Concepedia

TLDR

Electrochemical CO₂ reduction can reduce greenhouse gases, provide energy storage, and produce chemical feedstocks, but a mechanistic understanding of the complex electrochemical interface is essential for efficient catalyst discovery. The study investigates the CO₂‑to‑CO electrocatalytic pathway on Ag(111) using DFT and an explicit electrochemical interface model. The authors employ DFT calculations and an explicit interface model to develop a microkinetic model that incorporates field effects and ab initio electrochemical barriers. The electric field from solvated cations and image charges stabilizes key intermediates (*CO₂ and *COOH), making *CO formation rate‑determining, and the resulting model predicts polarization curves that agree with experiment without fitting parameters.

Abstract

Electrochemical reduction of CO2 has the potential to reduce greenhouse gas emissions while providing energy storage and producing chemical feedstocks.
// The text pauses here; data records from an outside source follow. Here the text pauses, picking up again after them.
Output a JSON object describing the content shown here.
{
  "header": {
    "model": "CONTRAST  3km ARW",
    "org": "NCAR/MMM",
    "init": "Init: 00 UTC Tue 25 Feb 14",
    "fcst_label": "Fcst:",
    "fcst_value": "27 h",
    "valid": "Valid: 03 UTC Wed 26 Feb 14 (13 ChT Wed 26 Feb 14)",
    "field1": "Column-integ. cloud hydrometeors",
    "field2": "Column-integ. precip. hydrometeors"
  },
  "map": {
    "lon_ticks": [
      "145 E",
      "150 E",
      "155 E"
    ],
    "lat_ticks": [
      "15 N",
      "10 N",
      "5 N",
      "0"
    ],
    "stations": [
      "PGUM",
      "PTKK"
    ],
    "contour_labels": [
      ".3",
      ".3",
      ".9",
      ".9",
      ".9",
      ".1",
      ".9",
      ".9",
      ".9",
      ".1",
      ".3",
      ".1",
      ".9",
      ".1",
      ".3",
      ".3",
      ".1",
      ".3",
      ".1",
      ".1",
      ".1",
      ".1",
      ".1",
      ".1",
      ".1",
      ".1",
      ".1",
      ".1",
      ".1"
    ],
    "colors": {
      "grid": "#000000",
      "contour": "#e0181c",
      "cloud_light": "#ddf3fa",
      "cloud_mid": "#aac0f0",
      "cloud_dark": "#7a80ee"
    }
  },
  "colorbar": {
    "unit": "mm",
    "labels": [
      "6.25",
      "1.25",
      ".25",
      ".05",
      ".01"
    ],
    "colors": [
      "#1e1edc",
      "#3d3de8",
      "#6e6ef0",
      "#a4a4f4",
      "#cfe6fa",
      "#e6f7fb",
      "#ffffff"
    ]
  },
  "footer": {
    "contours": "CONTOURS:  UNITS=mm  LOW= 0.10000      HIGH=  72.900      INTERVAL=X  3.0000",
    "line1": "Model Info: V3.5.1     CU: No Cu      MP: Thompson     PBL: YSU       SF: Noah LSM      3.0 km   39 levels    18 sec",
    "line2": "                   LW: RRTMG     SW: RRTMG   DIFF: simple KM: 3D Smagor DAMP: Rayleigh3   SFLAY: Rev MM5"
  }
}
A mechanistic understanding of the process is crucial to the discovery of efficient catalysts, and an atomistic description of the electrochemical interface is a major challenge due to its complexity. Here, we examine the CO2 → CO electrocatalytic pathway on Ag(111) using density functional theory (DFT) calculations and an explicit model of the electrochemical interface. We show that the electric field from solvated cations in the double layer and their corresponding image charges on the metal surface significantly stabilizes key intermediates—*CO2 and *COOH. At the field-stabilized sites, the formation of *CO is rate-determining. We present a microkinetic model that incorporates field effects and electrochemical barriers from ab initio calculations. The computed polarization curves show reasonable agreement with experiment without fitting any parameters.